Cet article a été publié en néerlandais dans la revue belge Nieuwe Stad 2021_01. Voici quelques extraits.

Lucia Fronza-Crepaz, ex-politicienne italienne actuellement impliquée dans la formation des jeunes à la citoyenneté active, est intervenue lors du Congrès mondial des « Familles Nouvelles » en novembre 2020. Des paroles qui gardent toute leur valeur.

NS : Pouvez-vous nous dire ce que signifie la politique pour vous ?

Fronza : En tant que jeune dans le mouvement des Focolari et plus tard en tant que famille, nous étions déjà engagés contre la marginalisation. La proposition d’être candidate à l’élection a été une surprise, mais c’était l’occasion d’élargir encore notre souci des autres. L’aspect familial est resté présent tout au long de ma carrière politique et m’a aidée à ne jamais perdre de vue l’intérêt pour les personnes. Faire de la politique, ce n’est pas être superpuissant, c’est travailler à partir de la réalité concrète de chaque jour. Un certain nombre de personnes m’ont aidée, par leur apport critique, à m’occuper des sujets qui comptaient vraiment. Avec deux jeunes adultes, nous avons formé un bureau d’étude pour maintenir nos connaissances à un niveau approprié. Nous avons étudié des initiatives intéressantes, tant en Italie qu’à l’étranger, afin de les transformer en propositions politiques.

NS : S’engager dans la politique n’est pas vraiment différent des autres formes de soins ?

Fronza : En effet, j’ai découvert que s’engager en politique, c’est vouloir le bien de l’autre, l’aimer.
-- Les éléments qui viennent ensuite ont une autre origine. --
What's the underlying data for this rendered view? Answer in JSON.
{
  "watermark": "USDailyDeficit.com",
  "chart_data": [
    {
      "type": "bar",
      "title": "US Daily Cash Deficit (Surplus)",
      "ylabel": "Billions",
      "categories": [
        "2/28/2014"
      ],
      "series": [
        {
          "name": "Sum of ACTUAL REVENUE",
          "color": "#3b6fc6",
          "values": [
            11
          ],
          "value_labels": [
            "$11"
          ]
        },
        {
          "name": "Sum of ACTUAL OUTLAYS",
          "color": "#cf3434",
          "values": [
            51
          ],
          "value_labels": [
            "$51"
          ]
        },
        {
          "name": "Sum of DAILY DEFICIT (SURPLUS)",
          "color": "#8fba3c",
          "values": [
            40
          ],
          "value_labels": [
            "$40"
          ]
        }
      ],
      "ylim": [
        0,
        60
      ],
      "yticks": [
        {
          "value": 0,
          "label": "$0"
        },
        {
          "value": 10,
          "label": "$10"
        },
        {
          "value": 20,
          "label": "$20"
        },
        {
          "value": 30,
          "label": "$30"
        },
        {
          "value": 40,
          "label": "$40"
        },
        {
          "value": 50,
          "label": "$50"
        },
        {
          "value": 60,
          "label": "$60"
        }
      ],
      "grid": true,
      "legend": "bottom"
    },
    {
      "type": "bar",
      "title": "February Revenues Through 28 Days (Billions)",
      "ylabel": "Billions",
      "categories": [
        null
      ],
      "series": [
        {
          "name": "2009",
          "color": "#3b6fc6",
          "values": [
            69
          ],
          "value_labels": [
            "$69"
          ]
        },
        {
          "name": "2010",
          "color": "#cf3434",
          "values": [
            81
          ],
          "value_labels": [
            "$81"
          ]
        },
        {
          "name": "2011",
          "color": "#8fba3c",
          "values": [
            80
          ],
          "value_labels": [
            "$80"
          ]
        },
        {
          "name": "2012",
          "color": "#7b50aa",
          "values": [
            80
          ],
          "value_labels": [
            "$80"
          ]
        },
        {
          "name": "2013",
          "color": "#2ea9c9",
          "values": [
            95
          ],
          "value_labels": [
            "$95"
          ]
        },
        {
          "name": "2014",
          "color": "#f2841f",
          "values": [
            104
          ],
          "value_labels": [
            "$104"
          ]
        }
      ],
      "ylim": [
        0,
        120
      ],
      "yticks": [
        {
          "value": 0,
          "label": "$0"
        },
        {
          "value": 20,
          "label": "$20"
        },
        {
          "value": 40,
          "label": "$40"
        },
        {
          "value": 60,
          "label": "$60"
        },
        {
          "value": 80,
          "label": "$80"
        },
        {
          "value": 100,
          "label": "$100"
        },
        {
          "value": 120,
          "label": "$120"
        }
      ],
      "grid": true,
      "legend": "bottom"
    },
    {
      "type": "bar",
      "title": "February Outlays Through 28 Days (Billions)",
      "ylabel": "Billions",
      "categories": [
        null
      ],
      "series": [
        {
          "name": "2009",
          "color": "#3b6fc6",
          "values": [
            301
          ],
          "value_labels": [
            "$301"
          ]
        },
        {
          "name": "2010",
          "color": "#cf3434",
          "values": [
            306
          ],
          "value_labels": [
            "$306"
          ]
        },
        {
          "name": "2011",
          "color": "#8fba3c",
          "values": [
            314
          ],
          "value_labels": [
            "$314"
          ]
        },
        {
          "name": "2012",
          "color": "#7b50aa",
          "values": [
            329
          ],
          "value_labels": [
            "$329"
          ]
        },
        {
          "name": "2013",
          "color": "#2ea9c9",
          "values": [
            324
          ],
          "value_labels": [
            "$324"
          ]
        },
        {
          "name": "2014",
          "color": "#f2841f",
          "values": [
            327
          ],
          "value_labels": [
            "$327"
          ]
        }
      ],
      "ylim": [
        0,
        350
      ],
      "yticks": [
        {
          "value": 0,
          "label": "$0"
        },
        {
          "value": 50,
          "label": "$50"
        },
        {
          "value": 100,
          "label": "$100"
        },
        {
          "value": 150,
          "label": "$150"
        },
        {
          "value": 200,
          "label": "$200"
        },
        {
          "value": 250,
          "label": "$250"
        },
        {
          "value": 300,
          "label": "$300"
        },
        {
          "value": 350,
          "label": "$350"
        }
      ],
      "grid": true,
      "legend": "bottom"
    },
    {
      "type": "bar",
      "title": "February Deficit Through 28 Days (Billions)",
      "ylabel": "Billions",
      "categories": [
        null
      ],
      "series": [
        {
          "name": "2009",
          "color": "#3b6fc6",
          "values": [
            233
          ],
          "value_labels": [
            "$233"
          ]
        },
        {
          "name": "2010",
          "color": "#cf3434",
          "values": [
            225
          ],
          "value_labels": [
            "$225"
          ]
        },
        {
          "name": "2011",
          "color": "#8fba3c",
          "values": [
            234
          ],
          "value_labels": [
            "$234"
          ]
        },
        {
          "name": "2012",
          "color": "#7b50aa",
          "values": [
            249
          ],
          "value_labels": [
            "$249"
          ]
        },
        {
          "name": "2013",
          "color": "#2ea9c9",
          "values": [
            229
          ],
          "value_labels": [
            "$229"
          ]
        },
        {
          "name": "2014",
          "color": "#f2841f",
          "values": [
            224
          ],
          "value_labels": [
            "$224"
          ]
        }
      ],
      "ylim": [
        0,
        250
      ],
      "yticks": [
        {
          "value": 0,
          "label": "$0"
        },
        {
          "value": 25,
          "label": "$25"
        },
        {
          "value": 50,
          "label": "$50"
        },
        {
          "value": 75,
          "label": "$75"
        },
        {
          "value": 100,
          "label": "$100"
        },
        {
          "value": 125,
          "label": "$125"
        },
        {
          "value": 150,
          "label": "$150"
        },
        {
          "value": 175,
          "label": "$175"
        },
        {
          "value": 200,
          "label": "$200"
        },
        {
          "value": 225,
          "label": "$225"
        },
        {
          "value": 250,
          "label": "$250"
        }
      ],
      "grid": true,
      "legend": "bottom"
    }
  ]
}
Vous avez besoin de toute votre personne – esprit, cœur et mains – pour faire avancer les choses, et votre politique devrait se préoccuper à la fois de l’individu et du bien commun. Prendre soin de ces deux aspects engendre une politique équilibrée avec les bonnes priorités. Quelques exemples. Les projets sociaux ne signifient pas qu’il faut engager des dépenses qui rapportent peu, mais qu’il faut investir avec succès – car cela crée un bien-être social pour un plus grand nombre de personnes, y compris celles qui sont en difficulté. En matière de développement urbain, outre le fait d’avoir l’œil pour la verdure nécessaire, il s’agit d’examiner ce qui peut être réutilisé et de ne pas se contenter de construire de nouveaux bâtiments. Cela donne également une nouvelle perspective à votre politique étrangère. En 1992, lorsque nous avons dû voter pour savoir si l’Italie devait intervenir dans la guerre du Golfe Persique, nous avons prié chaque soir avec les enfants pour la paix. J’ai étudié la situation en profondeur et j’ai décidé de voter contre et de ne pas suivre le parti.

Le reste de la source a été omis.